D.L, le jeune frère et D.M, sa grande sœur sont sous mandat de dépôt à la maison d’arrêt et de correction d’Abidjan (Maca) depuis décembre 2017 et leur mère quant à elle les y a rejoint en juillet 2018. Et pour cause, ils sont tous les trois mis en cause dans une affaire de meurtre. Le 29 novembre 2017, à Abobo, précisément au quartier Sagbé, Koné Mamadou, agressé par un groupe de jeunes munis d’armes blanches, est décédé des suites de ses blessures à l’hôpital. Le lendemain, le père de la victime a saisi le commissariat du 21ème arrondissement d’Abobo, d’une plainte contre cette mère et ses deux enfants pour avoir donné la mort à son fils. Des témoins de la scène ont déclaré avoir vu la mère et sa fille sur le lieu de l’agression avec le groupe de jeunes armés. Et D.L, également munie d’arme blanche, aurait participé à l’agression qui a abouti à la mort de la victime. Le jeune homme et sa sœur sont alors interpellés par la police. Après les avoir entendus, ils sont tous les deux conduits devant le parquet du Plateau. D.L pour répondre des faits de meurtre du jeune Koné Mamadou et sa grande sœur pour complicité de meurtre. C’est quelques mois plus tard que la mère qui avait trouvé refuge dans un autre quartier, est interpellée à son tour. Entendue également par la police, elle est déférée au parquet du Plateau pour complicité de meurtre. Ils ont comparu devant le tribunal pour répondre des faits mis à leur charge.
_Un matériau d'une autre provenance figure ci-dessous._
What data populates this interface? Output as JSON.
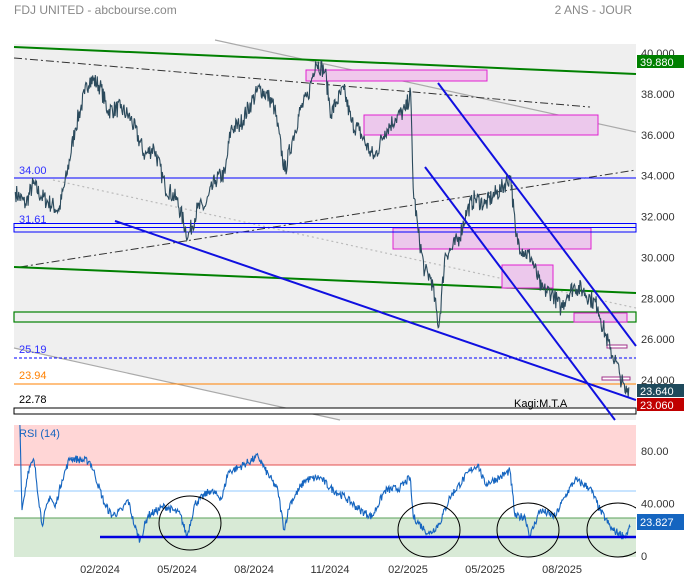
{
  "header": {
    "title": "FDJ UNITED - abcbourse.com",
    "period": "2 ANS - JOUR"
  },
  "colors": {
    "up_badge": "#008000",
    "last_badge": "#1f4a5c",
    "low_badge": "#c00000",
    "rsi": "#1565c0",
    "price_line": "#2b4a5c"
  },
  "annotation": "Kagi:M.T.A",
  "levels": [
    {
      "label": "34.00",
      "value": 34.0,
      "color": "#0000ff"
    },
    {
      "label": "31.61",
      "value": 31.61,
      "color": "#0000ff"
    },
    {
      "label": "25.19",
      "value": 25.19,
      "color": "#0000ff"
    },
    {
      "label": "23.94",
      "value": 23.94,
      "color": "#ff8000"
    },
    {
      "label": "22.78",
      "value": 22.78,
      "color": "#000000"
    }
  ],
  "chart_data": [
    {
      "type": "line",
      "title": "FDJ UNITED",
      "x_unit": "months since 01/2024",
      "x_ticks": [
        {
          "label": "02/2024",
          "m": 1
        },
        {
          "label": "05/2024",
          "m": 4
        },
        {
          "label": "08/2024",
          "m": 7
        },
        {
          "label": "11/2024",
          "m": 9.96
        },
        {
          "label": "02/2025",
          "m": 13
        },
        {
          "label": "05/2025",
          "m": 16
        },
        {
          "label": "08/2025",
          "m": 19
        }
      ],
      "y_ticks": [
        "40.000",
        "38.000",
        "36.000",
        "34.000",
        "32.000",
        "30.000",
        "28.000",
        "26.000",
        "24.000"
      ],
      "y_tick_values": [
        40,
        38,
        36,
        34,
        32,
        30,
        28,
        26,
        24
      ],
      "ylim": [
        21.8,
        41.7
      ],
      "badges": [
        {
          "label": "39.880",
          "value": 39.88,
          "kind": "high"
        },
        {
          "label": "23.640",
          "value": 23.64,
          "kind": "last"
        },
        {
          "label": "23.060",
          "value": 23.06,
          "kind": "low"
        }
      ],
      "series": [
        {
          "name": "Price",
          "points": [
            [
              -2.3,
              33.2
            ],
            [
              -1.9,
              32.6
            ],
            [
              -1.6,
              33.6
            ],
            [
              -1.3,
              33.0
            ],
            [
              -0.6,
              32.3
            ],
            [
              -0.3,
              34
            ],
            [
              0.03,
              36.3
            ],
            [
              0.4,
              38
            ],
            [
              0.61,
              38.8
            ],
            [
              1.0,
              38.4
            ],
            [
              1.3,
              37.2
            ],
            [
              1.8,
              37.3
            ],
            [
              2.2,
              36.8
            ],
            [
              2.75,
              35
            ],
            [
              3.1,
              35.4
            ],
            [
              3.53,
              33.5
            ],
            [
              4.0,
              32.8
            ],
            [
              4.43,
              31.0
            ],
            [
              4.8,
              32.4
            ],
            [
              5.1,
              32.5
            ],
            [
              5.5,
              33.8
            ],
            [
              5.87,
              34.1
            ],
            [
              6.1,
              36.3
            ],
            [
              6.45,
              36.5
            ],
            [
              6.9,
              37.6
            ],
            [
              7.23,
              38.3
            ],
            [
              7.6,
              37.8
            ],
            [
              7.8,
              37.3
            ],
            [
              8.2,
              34.2
            ],
            [
              8.5,
              35.8
            ],
            [
              8.8,
              37.2
            ],
            [
              9.1,
              37.9
            ],
            [
              9.4,
              39.6
            ],
            [
              9.77,
              39.1
            ],
            [
              10.0,
              37.0
            ],
            [
              10.2,
              37.6
            ],
            [
              10.5,
              38.2
            ],
            [
              10.8,
              36.6
            ],
            [
              11.1,
              36.2
            ],
            [
              11.5,
              35.2
            ],
            [
              11.7,
              34.9
            ],
            [
              12.1,
              36.2
            ],
            [
              12.5,
              36.8
            ],
            [
              12.9,
              37.2
            ],
            [
              13.1,
              38.1
            ],
            [
              13.2,
              33.4
            ],
            [
              13.4,
              31.2
            ],
            [
              13.65,
              29.3
            ],
            [
              13.9,
              29.0
            ],
            [
              14.2,
              26.6
            ],
            [
              14.45,
              30.2
            ],
            [
              14.7,
              30.4
            ],
            [
              15.0,
              31.0
            ],
            [
              15.3,
              32.3
            ],
            [
              15.6,
              32.9
            ],
            [
              16.0,
              32.6
            ],
            [
              16.3,
              33.0
            ],
            [
              16.6,
              33.3
            ],
            [
              17.0,
              34.0
            ],
            [
              17.2,
              31.0
            ],
            [
              17.5,
              30.3
            ],
            [
              17.8,
              30.0
            ],
            [
              18.2,
              28.4
            ],
            [
              18.6,
              28.3
            ],
            [
              18.96,
              27.5
            ],
            [
              19.2,
              28.2
            ],
            [
              19.5,
              28.6
            ],
            [
              19.8,
              28.4
            ],
            [
              20.1,
              28.0
            ],
            [
              20.4,
              27.6
            ],
            [
              20.5,
              27.0
            ],
            [
              20.7,
              26.2
            ],
            [
              20.87,
              25.5
            ],
            [
              21.1,
              24.9
            ],
            [
              21.26,
              24.2
            ],
            [
              21.45,
              23.4
            ],
            [
              21.6,
              23.64
            ]
          ]
        }
      ]
    },
    {
      "type": "line",
      "title": "RSI (14)",
      "y_ticks": [
        "80.00",
        "40.000",
        "0"
      ],
      "y_tick_values": [
        80,
        40,
        0
      ],
      "ylim": [
        0,
        100
      ],
      "zones": {
        "overbought": 70,
        "mid": 50,
        "oversold": 30
      },
      "support_level": 16,
      "badge": {
        "label": "23.827",
        "value": 23.827
      },
      "series": [
        {
          "name": "RSI",
          "points": [
            [
              -2.12,
              100
            ],
            [
              -2.04,
              35
            ],
            [
              -1.8,
              65
            ],
            [
              -1.57,
              73
            ],
            [
              -1.26,
              24
            ],
            [
              -0.95,
              46
            ],
            [
              -0.75,
              37
            ],
            [
              -0.48,
              58
            ],
            [
              -0.17,
              75
            ],
            [
              0.61,
              72
            ],
            [
              0.8,
              62
            ],
            [
              1.19,
              39
            ],
            [
              1.47,
              31
            ],
            [
              1.86,
              35
            ],
            [
              2.09,
              43
            ],
            [
              2.36,
              22
            ],
            [
              2.56,
              12
            ],
            [
              2.87,
              31
            ],
            [
              3.53,
              38
            ],
            [
              4.12,
              32
            ],
            [
              4.39,
              15
            ],
            [
              4.7,
              40
            ],
            [
              5.29,
              50
            ],
            [
              5.75,
              44
            ],
            [
              5.99,
              64
            ],
            [
              6.45,
              68
            ],
            [
              7.16,
              76
            ],
            [
              7.43,
              66
            ],
            [
              7.93,
              50
            ],
            [
              8.17,
              20
            ],
            [
              8.4,
              40
            ],
            [
              8.99,
              58
            ],
            [
              9.57,
              60
            ],
            [
              9.96,
              52
            ],
            [
              10.54,
              45
            ],
            [
              11.13,
              35
            ],
            [
              11.6,
              30
            ],
            [
              12.1,
              50
            ],
            [
              12.69,
              52
            ],
            [
              13.08,
              60
            ],
            [
              13.2,
              30
            ],
            [
              13.65,
              20
            ],
            [
              13.84,
              17
            ],
            [
              14.23,
              25
            ],
            [
              14.63,
              45
            ],
            [
              15.41,
              65
            ],
            [
              15.72,
              70
            ],
            [
              15.99,
              55
            ],
            [
              16.58,
              60
            ],
            [
              16.97,
              65
            ],
            [
              17.17,
              30
            ],
            [
              17.56,
              30
            ],
            [
              17.75,
              15
            ],
            [
              18.14,
              35
            ],
            [
              18.73,
              30
            ],
            [
              19.1,
              45
            ],
            [
              19.5,
              58
            ],
            [
              20.09,
              52
            ],
            [
              20.48,
              35
            ],
            [
              20.95,
              20
            ],
            [
              21.45,
              15
            ],
            [
              21.65,
              22
            ]
          ]
        }
      ]
    }
  ]
}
« Je reconnais qu’il a été tué par ma faute », a déclaré D.L alias Sogotigui à la barre. Et quand le juge lui demande plus de détail, il poursuit en ces termes : « Il y a eu une affaire de moto entre Koné Mamadou et moi. Parce que j’ai refusé qu’il vienne garer sa moto devant chez nous, alors un jour, lorsque que je passais devant leur cours, aux environs de 20 heures, lui et ses amis m’ont agressé. J’étais très mal en point. Je saignais beaucoup. J’ai dû me débrouiller pour appeler ma grande sœur dans une cabine, pour m’accompagner dans une clinique. Après avoir reçu les premiers soins, je suis rentré dans les toilettes de la clinique, pour appeler mes amis et les informer que j’ai été agressé par Koné Mamadou et ses amis ». « Pourquoi les avoir appelés ? ». A cette question du juge, le prévenu répond : « J’étais fâché. Je leur ai donc demandé d’aller me venger ». Après les soins, il est rentré à la maison en compagnie de sa grande sœur et sa maman. Et environ 1 heure 30 minutes après, il apprend que Koné Mamadou est mort des suites d’une agression perpétrée par ses amis, à qui il avait demandé de le venger. Il n’était pas présent au moment où la victime se faisait agresser, selon lui. Mais quand le juge interroge la grande sœur D.M, cette dernière explique qu’elle est rentrée un peu plus tôt que son frère de la clinique. Et que leur maman n’y était pas avec eux. Quant à la mère, elle explique qu’elle n’avait aucune idée de ce qui se passait. Elle n’aurait été informée que plus tard par des dames. Des propos qui viennent contredire D.L.
Les témoins qui devaient confondre les prévenus ont brillé par leur absence à l’audience. Le procureur a toutefois battu en brèche les déclarations des prévenus. Selon lui, non seulement la mère et sa fille ont proféré des menaces, mais elles ont assisté à l’agression de la victime. Le fils a effectivement participé. Il a demandé en conséquence au juge de les reconnaitre tous coupables des faits mis à leur charge. Et de les condamner à 20 ans de prison ferme sans préjudice des peines complémentaires. Pour l’avocat des prévenus, la mère et sa fille ne sont pas mêlées à cette affaire. C’était une guerre entre deux groupes qui a conduit à la mort de Koné Mamadou. Le juge a par la suite donné la parole aux prévenus. « Je vous demande pardon. Libérez ma maman et ma grande sœur », a pu dire D.L au juge. C’est le 11 mai que le juge décidera de leur sort.